For centuries, the Veyne's line had been whispered about, a clan forged to protect the vampire courts from their own kind when madness or bloodlust overtook them. They were hunters—tactical, precise, relentless. Stronger than humans, swifter than vampires, they bore the strength of both races yet the frailty of neither. But the cost was heavy. They had no healing, no endless centuries. Their lives burned brighter, faster, and ended sooner. Twenty years more than men were all the gifts they received.
And so, they chose silence. They chose to cut themselves away from the vampires they once protected, forbidding bonds and condemning their children to live as men. The Veyne legacy became a shadow, spoken of in secrecy, erased from open history.
But Elira was not like them.
Her mother had been a vampire. Her father, half-blood—but not weakened by too much human mixing. His vampire blood had been strong, nearly undiluted. The two together had forged something that should never have existed: Elira Veyne, child of balance, heir to both halves. A perfect being hidden beneath discipline and restraint.

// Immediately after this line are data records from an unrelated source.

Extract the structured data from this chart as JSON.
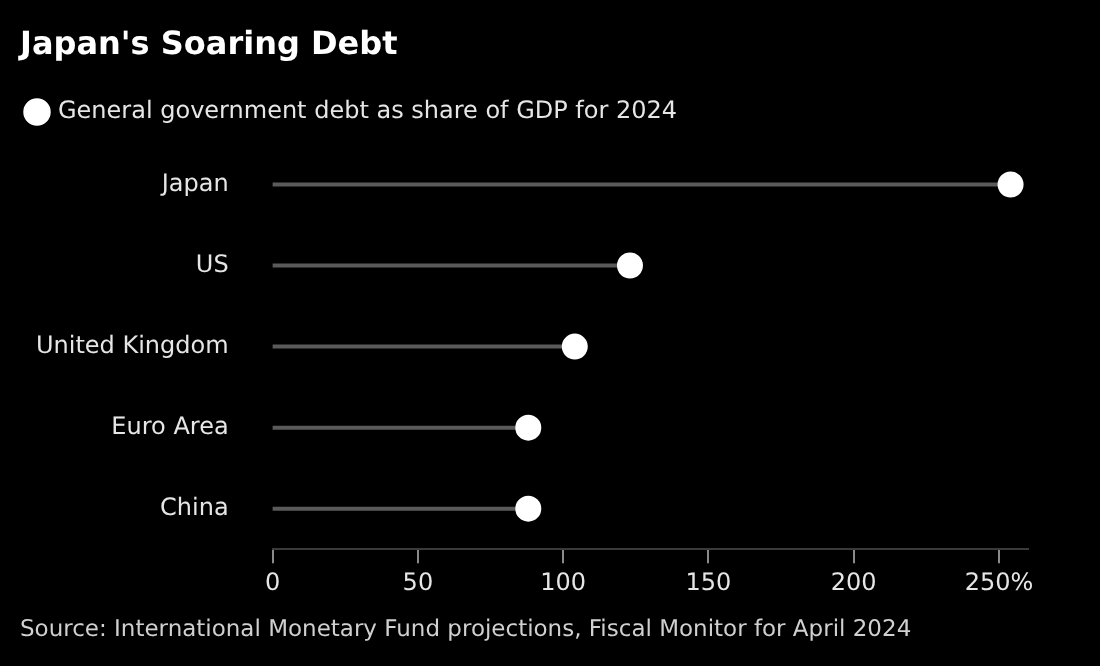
{
  "chart_data": {
    "type": "lollipop",
    "title": "Japan's Soaring Debt",
    "orientation": "horizontal",
    "categories": [
      "Japan",
      "US",
      "United Kingdom",
      "Euro Area",
      "China"
    ],
    "series": [
      {
        "name": "General government debt as share of GDP for 2024",
        "color": "#ffffff",
        "values": [
          254,
          123,
          104,
          88,
          88
        ]
      }
    ],
    "xlim": [
      0,
      260
    ],
    "xticks": [
      0,
      50,
      100,
      150,
      200,
      {
        "value": 250,
        "label": "250%"
      }
    ],
    "grid": false,
    "legend": "top left",
    "marker": "circle",
    "annotations": [
      "Source: International Monetary Fund projections, Fiscal Monitor for April 2024"
    ]
  }
}
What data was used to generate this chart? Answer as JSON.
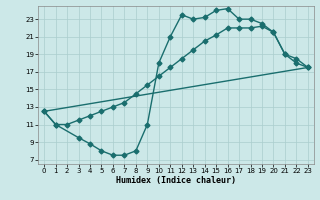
{
  "xlabel": "Humidex (Indice chaleur)",
  "xlim": [
    -0.5,
    23.5
  ],
  "ylim": [
    6.5,
    24.5
  ],
  "xticks": [
    0,
    1,
    2,
    3,
    4,
    5,
    6,
    7,
    8,
    9,
    10,
    11,
    12,
    13,
    14,
    15,
    16,
    17,
    18,
    19,
    20,
    21,
    22,
    23
  ],
  "yticks": [
    7,
    9,
    11,
    13,
    15,
    17,
    19,
    21,
    23
  ],
  "bg_color": "#cce8e8",
  "line_color": "#1a6e6e",
  "grid_color": "#aacece",
  "curve1_x": [
    0,
    1,
    3,
    4,
    5,
    6,
    7,
    8,
    9,
    10,
    11,
    12,
    13,
    14,
    15,
    16,
    17,
    18,
    19,
    20,
    21,
    22,
    23
  ],
  "curve1_y": [
    12.5,
    11.0,
    9.5,
    8.8,
    8.0,
    7.5,
    7.5,
    8.0,
    11.0,
    18.0,
    21.0,
    23.5,
    23.0,
    23.2,
    24.0,
    24.2,
    23.0,
    23.0,
    22.5,
    21.5,
    19.0,
    18.5,
    17.5
  ],
  "curve2_x": [
    0,
    1,
    2,
    3,
    4,
    5,
    6,
    7,
    8,
    9,
    10,
    11,
    12,
    13,
    14,
    15,
    16,
    17,
    18,
    19,
    20,
    21,
    22,
    23
  ],
  "curve2_y": [
    12.5,
    11.0,
    11.0,
    11.5,
    12.0,
    12.5,
    13.0,
    13.5,
    14.5,
    15.5,
    16.5,
    17.5,
    18.5,
    19.5,
    20.5,
    21.2,
    22.0,
    22.0,
    22.0,
    22.2,
    21.5,
    19.0,
    18.0,
    17.5
  ],
  "curve3_x": [
    0,
    23
  ],
  "curve3_y": [
    12.5,
    17.5
  ],
  "marker": "D",
  "markersize": 2.5,
  "linewidth": 1.0
}
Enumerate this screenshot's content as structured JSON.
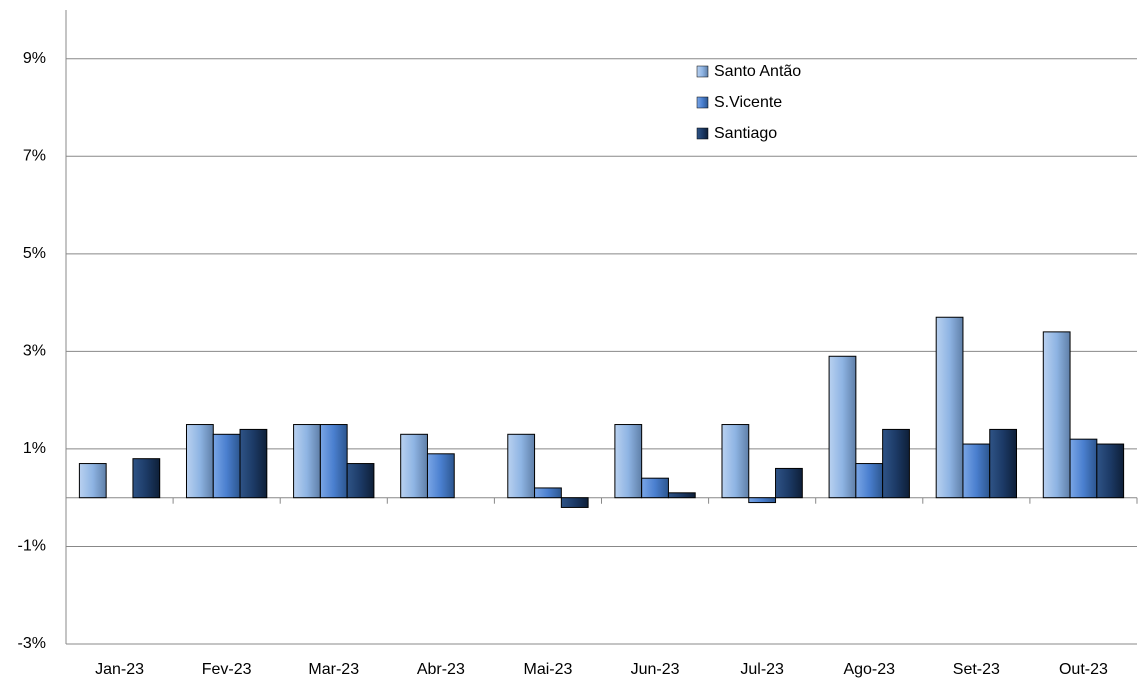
{
  "chart_data": {
    "type": "bar",
    "categories": [
      "Jan-23",
      "Fev-23",
      "Mar-23",
      "Abr-23",
      "Mai-23",
      "Jun-23",
      "Jul-23",
      "Ago-23",
      "Set-23",
      "Out-23"
    ],
    "series": [
      {
        "name": "Santo Antão",
        "color": "#8eb4e3",
        "values": [
          0.7,
          1.5,
          1.5,
          1.3,
          1.3,
          1.5,
          1.5,
          2.9,
          3.7,
          3.4
        ]
      },
      {
        "name": "S.Vicente",
        "color": "#4a7fcf",
        "values": [
          0,
          1.3,
          1.5,
          0.9,
          0.2,
          0.4,
          -0.1,
          0.7,
          1.1,
          1.2
        ]
      },
      {
        "name": "Santiago",
        "color": "#1c3a66",
        "values": [
          0.8,
          1.4,
          0.7,
          0,
          -0.2,
          0.1,
          0.6,
          1.4,
          1.4,
          1.1
        ]
      }
    ],
    "ylim": [
      -3,
      10
    ],
    "yticks": [
      {
        "value": -3,
        "label": "-3%"
      },
      {
        "value": -1,
        "label": "-1%"
      },
      {
        "value": 1,
        "label": "1%"
      },
      {
        "value": 3,
        "label": "3%"
      },
      {
        "value": 5,
        "label": "5%"
      },
      {
        "value": 7,
        "label": "7%"
      },
      {
        "value": 9,
        "label": "9%"
      }
    ],
    "grid": true
  }
}
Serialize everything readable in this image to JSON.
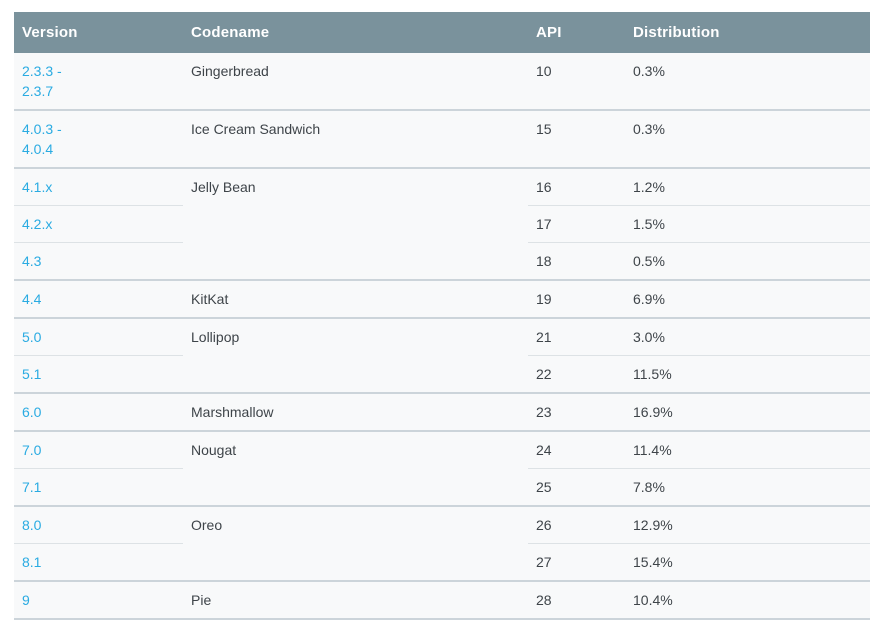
{
  "colors": {
    "header_background": "#7a929c",
    "header_text": "#ffffff",
    "row_background": "#f8f9fa",
    "page_background": "#ffffff",
    "version_link": "#2aabe2",
    "body_text": "#3e4449",
    "divider_inner": "#dde2e5",
    "divider_group": "#ccd4da"
  },
  "table": {
    "columns": [
      {
        "label": "Version"
      },
      {
        "label": "Codename"
      },
      {
        "label": "API"
      },
      {
        "label": "Distribution"
      }
    ],
    "groups": [
      {
        "codename": "Gingerbread",
        "rows": [
          {
            "version": "2.3.3 -\n2.3.7",
            "api": "10",
            "distribution": "0.3%"
          }
        ]
      },
      {
        "codename": "Ice Cream Sandwich",
        "rows": [
          {
            "version": "4.0.3 -\n4.0.4",
            "api": "15",
            "distribution": "0.3%"
          }
        ]
      },
      {
        "codename": "Jelly Bean",
        "rows": [
          {
            "version": "4.1.x",
            "api": "16",
            "distribution": "1.2%"
          },
          {
            "version": "4.2.x",
            "api": "17",
            "distribution": "1.5%"
          },
          {
            "version": "4.3",
            "api": "18",
            "distribution": "0.5%"
          }
        ]
      },
      {
        "codename": "KitKat",
        "rows": [
          {
            "version": "4.4",
            "api": "19",
            "distribution": "6.9%"
          }
        ]
      },
      {
        "codename": "Lollipop",
        "rows": [
          {
            "version": "5.0",
            "api": "21",
            "distribution": "3.0%"
          },
          {
            "version": "5.1",
            "api": "22",
            "distribution": "11.5%"
          }
        ]
      },
      {
        "codename": "Marshmallow",
        "rows": [
          {
            "version": "6.0",
            "api": "23",
            "distribution": "16.9%"
          }
        ]
      },
      {
        "codename": "Nougat",
        "rows": [
          {
            "version": "7.0",
            "api": "24",
            "distribution": "11.4%"
          },
          {
            "version": "7.1",
            "api": "25",
            "distribution": "7.8%"
          }
        ]
      },
      {
        "codename": "Oreo",
        "rows": [
          {
            "version": "8.0",
            "api": "26",
            "distribution": "12.9%"
          },
          {
            "version": "8.1",
            "api": "27",
            "distribution": "15.4%"
          }
        ]
      },
      {
        "codename": "Pie",
        "rows": [
          {
            "version": "9",
            "api": "28",
            "distribution": "10.4%"
          }
        ]
      }
    ]
  }
}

Her father had trained her hard, mercilessly, pushing her toward the life of a hunter. He made her stronger, sharper, and taught her to silence the parts of herself that threatened to awaken. He taught her to think of herself only as mortal—because if the truth emerged, the world would demand her blood.
And for years, it has worked. Her human half had ruled her body. Her heartbeat tethered her to mortality.

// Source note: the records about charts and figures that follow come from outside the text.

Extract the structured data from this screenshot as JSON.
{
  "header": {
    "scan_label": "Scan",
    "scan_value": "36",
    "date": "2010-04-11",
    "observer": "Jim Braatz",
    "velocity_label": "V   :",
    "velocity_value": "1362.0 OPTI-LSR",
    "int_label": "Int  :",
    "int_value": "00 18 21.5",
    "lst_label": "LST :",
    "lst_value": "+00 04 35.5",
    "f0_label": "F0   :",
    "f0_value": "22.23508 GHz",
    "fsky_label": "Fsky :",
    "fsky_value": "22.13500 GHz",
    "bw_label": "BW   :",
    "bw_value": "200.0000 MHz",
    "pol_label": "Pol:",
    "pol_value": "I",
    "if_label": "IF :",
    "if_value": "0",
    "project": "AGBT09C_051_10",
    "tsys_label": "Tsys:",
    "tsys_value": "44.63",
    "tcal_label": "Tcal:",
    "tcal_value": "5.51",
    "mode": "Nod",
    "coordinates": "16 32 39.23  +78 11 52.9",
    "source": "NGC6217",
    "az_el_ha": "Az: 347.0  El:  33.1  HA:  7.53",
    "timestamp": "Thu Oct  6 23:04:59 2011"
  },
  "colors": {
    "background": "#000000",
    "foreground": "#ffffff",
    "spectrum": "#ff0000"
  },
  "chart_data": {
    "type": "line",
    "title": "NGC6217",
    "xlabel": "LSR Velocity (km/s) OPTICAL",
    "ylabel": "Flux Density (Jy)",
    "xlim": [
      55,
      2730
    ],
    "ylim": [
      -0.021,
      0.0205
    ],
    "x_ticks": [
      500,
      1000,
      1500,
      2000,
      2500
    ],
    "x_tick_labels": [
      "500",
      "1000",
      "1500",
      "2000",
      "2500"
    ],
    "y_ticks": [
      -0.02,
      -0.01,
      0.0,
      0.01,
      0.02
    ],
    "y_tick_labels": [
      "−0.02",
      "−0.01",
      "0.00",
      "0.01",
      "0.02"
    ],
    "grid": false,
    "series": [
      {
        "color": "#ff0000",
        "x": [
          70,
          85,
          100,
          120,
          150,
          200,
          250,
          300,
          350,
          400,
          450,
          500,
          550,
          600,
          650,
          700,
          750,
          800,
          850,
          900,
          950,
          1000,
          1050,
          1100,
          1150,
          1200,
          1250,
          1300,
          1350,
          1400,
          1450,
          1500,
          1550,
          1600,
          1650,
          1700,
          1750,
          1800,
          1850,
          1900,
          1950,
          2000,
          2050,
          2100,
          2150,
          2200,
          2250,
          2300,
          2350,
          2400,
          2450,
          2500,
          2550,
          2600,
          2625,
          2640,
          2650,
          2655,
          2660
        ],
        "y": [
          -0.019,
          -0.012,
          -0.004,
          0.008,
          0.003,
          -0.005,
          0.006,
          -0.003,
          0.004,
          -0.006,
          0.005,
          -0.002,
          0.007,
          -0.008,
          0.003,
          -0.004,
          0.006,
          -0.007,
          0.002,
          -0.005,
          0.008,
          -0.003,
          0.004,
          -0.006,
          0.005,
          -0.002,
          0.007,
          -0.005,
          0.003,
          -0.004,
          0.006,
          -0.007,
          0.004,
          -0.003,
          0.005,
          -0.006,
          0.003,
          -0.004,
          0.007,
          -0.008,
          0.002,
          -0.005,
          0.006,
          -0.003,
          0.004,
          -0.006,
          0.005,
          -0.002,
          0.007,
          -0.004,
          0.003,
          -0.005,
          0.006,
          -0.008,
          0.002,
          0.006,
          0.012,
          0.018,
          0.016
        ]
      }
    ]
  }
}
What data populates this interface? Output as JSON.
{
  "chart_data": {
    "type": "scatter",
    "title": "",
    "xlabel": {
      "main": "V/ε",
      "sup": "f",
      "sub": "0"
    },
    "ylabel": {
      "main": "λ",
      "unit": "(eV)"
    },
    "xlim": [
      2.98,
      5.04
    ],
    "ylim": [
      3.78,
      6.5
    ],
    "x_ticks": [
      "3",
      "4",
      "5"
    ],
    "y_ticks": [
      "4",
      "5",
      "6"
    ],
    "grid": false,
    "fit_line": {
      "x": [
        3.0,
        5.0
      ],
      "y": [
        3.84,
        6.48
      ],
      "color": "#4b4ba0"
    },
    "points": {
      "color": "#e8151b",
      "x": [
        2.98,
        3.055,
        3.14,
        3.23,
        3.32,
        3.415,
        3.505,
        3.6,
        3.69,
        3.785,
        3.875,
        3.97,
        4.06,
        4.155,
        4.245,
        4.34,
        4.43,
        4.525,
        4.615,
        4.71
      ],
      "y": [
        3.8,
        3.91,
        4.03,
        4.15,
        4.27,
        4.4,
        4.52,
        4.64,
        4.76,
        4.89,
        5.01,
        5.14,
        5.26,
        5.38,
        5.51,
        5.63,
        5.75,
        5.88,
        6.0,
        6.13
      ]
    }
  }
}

Until Ravel’s fangs broke that silence.
His bite shattered the careful seals within her. It unlocked the second rhythm of her blood, the part that had always been there but never awakened. The vampire within her rose, hungry and luminous, seizing her veins with fire.
Her back arched as crimson dreams surged into her mind. Her body trembled violently in his arms.
Ravel held her tighter, unaware of the storm he had unleashed, only feeling the violent thrum of her blood beneath his hand.
Her silver eyes flickered faintly beneath her lids. For a moment, they flashed brighter than before—liquid silver, like molten moonlight.
“Little mortal,” he whispered again, but the words now felt wrong in his tongue. Mortal was no longer what she was. She was something else, something his instincts warned him of, even as his bond with her was anchored deep into his bones.
Her breath rattled once more, then steadied unnaturally. Her skin glowed faintly pale under the closing light of the rift. He could feel her hunger forming already, quiet and sharp, curling against him like a coiled beast waiting for its first taste.
And yet, beneath it all, there was something familiar. Something that frightened him.
Ravel pulled back just enough to study her face, the stillness that had overtaken her features, the silent war inside her blood. He had intended to make her his t****l. Instead, he had awakened a creature that might stand beside him—or destroy him.
But it was too late to undo what he had done.
She was his now. And he… he was hers.
And when she woke, the world would change with her.